Our citizens have justifiably expected the Union to play a key role in many aspects of global politics. The Union is the world's largest trading block and by far the largest provider of development aid. The Union has taken a leading role in global efforts to protect our environment and our role has been instrumental in the Kyoto process of combating climate change.
Despite successes in different fields of external action, we still lack the coherence that would make the Union as strong a political actor as it potentially could be judging by our economic resources. Inter-governmentalism has understandably a strong foothold in CFSP. But, if we are to defend the interests of the enlarging Union and play a constructive role globally we have to pool the sovereign powers of the Member States more effectively. Common institutions, and especially the Commission, should play a leading role in achieving this.
As Prime Minister Tony Blair puts is, the European Union must become a super-power if it is to play a full role on the world stage. A super-power of its own kind, true to its social values and nature as a unique community that does not primarily rely on military force in defending its interests and goals.
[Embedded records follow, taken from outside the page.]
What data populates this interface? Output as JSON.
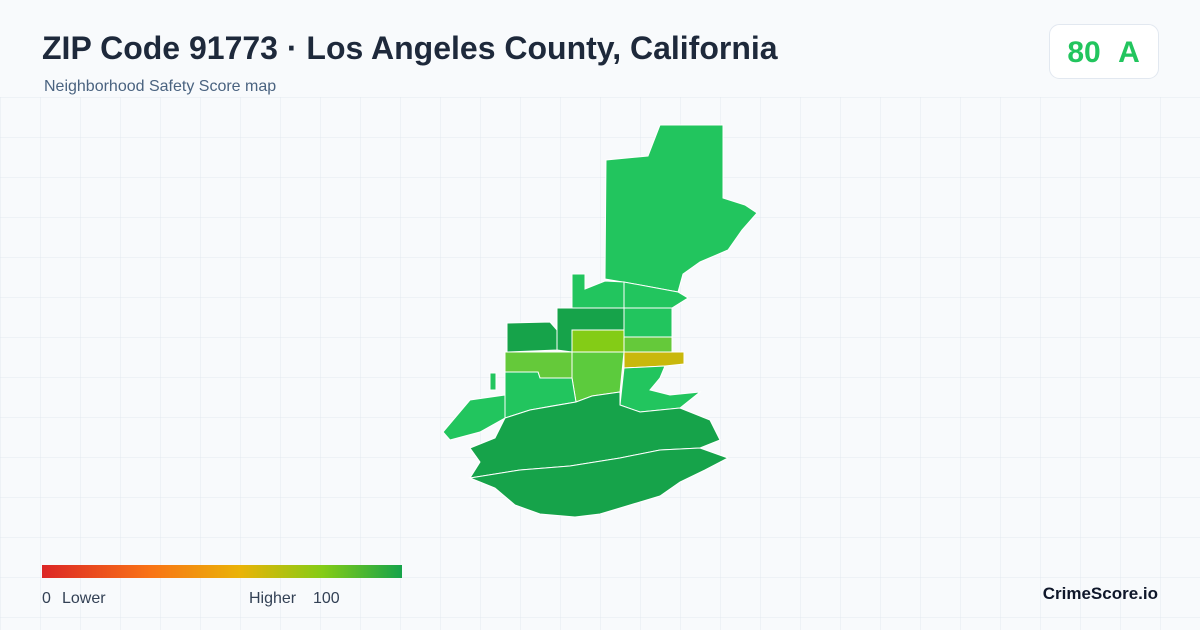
{
  "header": {
    "title": "ZIP Code 91773 · Los Angeles County, California",
    "subtitle": "Neighborhood Safety Score map"
  },
  "score": {
    "value": 80,
    "grade": "A"
  },
  "legend": {
    "min": 0,
    "min_label": "Lower",
    "max_label": "Higher",
    "max": 100
  },
  "footer": {
    "brand": "CrimeScore.io"
  }
}
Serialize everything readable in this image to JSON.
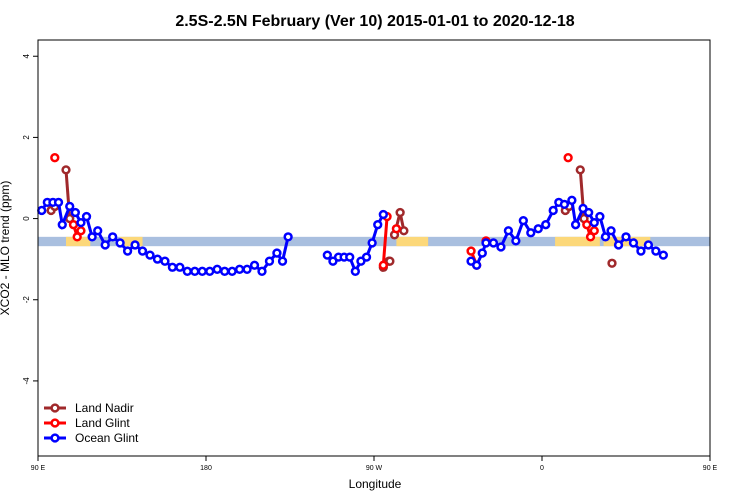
{
  "chart_data": {
    "type": "line",
    "title": "2.5S-2.5N February (Ver 10)   2015-01-01 to 2020-12-18",
    "xlabel": "Longitude",
    "ylabel": "XCO2 - MLO trend (ppm)",
    "xlim": [
      90,
      450
    ],
    "ylim": [
      -5.85,
      4.4
    ],
    "x_ticks": [
      {
        "value": 90,
        "label": "90 E"
      },
      {
        "value": 180,
        "label": "180"
      },
      {
        "value": 270,
        "label": "90 W"
      },
      {
        "value": 360,
        "label": "0"
      },
      {
        "value": 450,
        "label": "90 E"
      },
      {
        "value": 540,
        "label": "180"
      }
    ],
    "y_ticks": [
      {
        "value": 4,
        "label": "4"
      },
      {
        "value": 2,
        "label": "2"
      },
      {
        "value": 0,
        "label": "0"
      },
      {
        "value": -2,
        "label": "-2"
      },
      {
        "value": -4,
        "label": "-4"
      }
    ],
    "x_tick_values_shown": [
      90,
      180,
      270,
      360,
      450,
      540
    ],
    "grid": false,
    "legend_position": "bottom-left",
    "band": {
      "y_min": -0.68,
      "y_max": -0.45,
      "color": "#a9bfdf"
    },
    "land_segments": [
      {
        "x_start": 105,
        "x_end": 118
      },
      {
        "x_start": 134,
        "x_end": 146
      },
      {
        "x_start": 282,
        "x_end": 299
      },
      {
        "x_start": 367,
        "x_end": 391
      },
      {
        "x_start": 393,
        "x_end": 418
      },
      {
        "x_start": 474,
        "x_end": 492
      },
      {
        "x_start": 498,
        "x_end": 508
      }
    ],
    "land_color": "#fcd87a",
    "series": [
      {
        "name": "Land Nadir",
        "color": "#a0292b",
        "segments": [
          [
            [
              97,
              0.2
            ],
            [
              99,
              0.3
            ]
          ],
          [
            [
              105,
              1.2
            ],
            [
              107,
              0
            ]
          ],
          [
            [
              275,
              -1.2
            ],
            [
              278,
              -1.05
            ]
          ],
          [
            [
              281,
              -0.4
            ],
            [
              284,
              0.15
            ],
            [
              286,
              -0.3
            ]
          ],
          [
            [
              372.5,
              0.2
            ],
            [
              374.5,
              0.3
            ]
          ],
          [
            [
              380.5,
              1.2
            ],
            [
              382.5,
              0
            ]
          ],
          [
            [
              278.5,
              -1.05
            ]
          ],
          [
            [
              397.5,
              -1.1
            ]
          ]
        ]
      },
      {
        "name": "Land Glint",
        "color": "#ff0000",
        "segments": [
          [
            [
              99,
              1.5
            ]
          ],
          [
            [
              109,
              -0.15
            ],
            [
              111,
              -0.45
            ],
            [
              113,
              -0.3
            ]
          ],
          [
            [
              275,
              -1.15
            ],
            [
              277,
              0.05
            ]
          ],
          [
            [
              282,
              -0.25
            ]
          ],
          [
            [
              322,
              -0.8
            ],
            [
              325,
              -1.15
            ]
          ],
          [
            [
              330,
              -0.55
            ]
          ],
          [
            [
              374,
              1.5
            ]
          ],
          [
            [
              384,
              -0.15
            ],
            [
              386,
              -0.45
            ],
            [
              388,
              -0.3
            ]
          ]
        ]
      },
      {
        "name": "Ocean Glint",
        "color": "#0000ff",
        "segments": [
          [
            [
              92,
              0.2
            ],
            [
              95,
              0.4
            ],
            [
              98,
              0.4
            ],
            [
              101,
              0.4
            ],
            [
              103,
              -0.15
            ],
            [
              107,
              0.3
            ],
            [
              110,
              0.15
            ],
            [
              113,
              -0.1
            ],
            [
              116,
              0.05
            ],
            [
              119,
              -0.45
            ],
            [
              122,
              -0.3
            ],
            [
              126,
              -0.65
            ],
            [
              130,
              -0.45
            ],
            [
              134,
              -0.6
            ],
            [
              138,
              -0.8
            ],
            [
              142,
              -0.65
            ],
            [
              146,
              -0.8
            ],
            [
              150,
              -0.9
            ],
            [
              154,
              -1.0
            ],
            [
              158,
              -1.05
            ],
            [
              162,
              -1.2
            ],
            [
              166,
              -1.2
            ],
            [
              170,
              -1.3
            ],
            [
              174,
              -1.3
            ],
            [
              178,
              -1.3
            ],
            [
              182,
              -1.3
            ],
            [
              186,
              -1.25
            ],
            [
              190,
              -1.3
            ],
            [
              194,
              -1.3
            ],
            [
              198,
              -1.25
            ],
            [
              202,
              -1.25
            ],
            [
              206,
              -1.15
            ],
            [
              210,
              -1.3
            ],
            [
              214,
              -1.05
            ],
            [
              218,
              -0.85
            ],
            [
              221,
              -1.05
            ],
            [
              224,
              -0.45
            ]
          ],
          [
            [
              245,
              -0.9
            ],
            [
              248,
              -1.05
            ],
            [
              251,
              -0.95
            ],
            [
              254,
              -0.95
            ],
            [
              257,
              -0.95
            ],
            [
              260,
              -1.3
            ],
            [
              263,
              -1.05
            ],
            [
              266,
              -0.95
            ],
            [
              269,
              -0.6
            ],
            [
              272,
              -0.15
            ],
            [
              275,
              0.1
            ]
          ],
          [
            [
              322,
              -1.05
            ],
            [
              325,
              -1.15
            ],
            [
              328,
              -0.85
            ],
            [
              330,
              -0.6
            ],
            [
              334,
              -0.6
            ],
            [
              338,
              -0.7
            ],
            [
              342,
              -0.3
            ],
            [
              346,
              -0.55
            ],
            [
              350,
              -0.05
            ],
            [
              354,
              -0.35
            ],
            [
              358,
              -0.25
            ],
            [
              362,
              -0.15
            ],
            [
              366,
              0.2
            ],
            [
              369,
              0.4
            ],
            [
              372,
              0.35
            ],
            [
              376,
              0.45
            ],
            [
              378,
              -0.15
            ],
            [
              382,
              0.25
            ],
            [
              385,
              0.15
            ],
            [
              388,
              -0.1
            ],
            [
              391,
              0.05
            ],
            [
              394,
              -0.45
            ],
            [
              397,
              -0.3
            ],
            [
              401,
              -0.65
            ],
            [
              405,
              -0.45
            ],
            [
              409,
              -0.6
            ],
            [
              413,
              -0.8
            ],
            [
              417,
              -0.65
            ],
            [
              421,
              -0.8
            ],
            [
              425,
              -0.9
            ]
          ]
        ]
      }
    ]
  }
}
The fight against terrorism is a good example of the need to pull the European act together. We underline the importance of human rights and the role of the Untied Nations in combating terrorism. We are for an even-handed treatment of the parties to the conflict in the Middle East. We have a vital interest in the stability of the Balkan region. But how much are we ready to invest in what is necessary in order to be an equal partner to the United States?
Adopting a prosecution lawyer attitude towards the United States would only weaken Europe's credibility globally. The American people feel threatened. Consequently, the administration wants to continue the fight against terrorism as effectively as possible. Europe must play a moderating, not uncritical role, while leaving no doubt about our trans-Atlantic solidarity. This is not the last common effort - there might be more coming with Europe needing the involvement of the United States on our continent.
A super-state? Here I also agree with Tony Blair: the European Union must remain a community that incorporates both sovereign states and the sovereignty that they have pooled in the Union. But as we need to assemble even more sovereignty at the Union level to mobilise our capabilities, it will become necessary to reform the institutions.
We ought to recognise that the subjects of the Union are not only Member States, but also our citizens and businesses. Even some regions have a special status within the Union. We will not succeed in making the Union the most competitive economy in the world unless we can guarantee the basic equality of all citizens and businesses. This means that big Member States cannot have any privileges based on 19th century thinking.
I have never wanted to provoke conflict between big and small Member States. The real problem lies in developing a decision- making system that is based on two principles: the equality of Member States and population, that is, on objective criteria, not on a privilege, such as being a founder member or having been a great power. With these two sets of votes we would have a system that gives the big member states what they deserve and the small members the protection they need.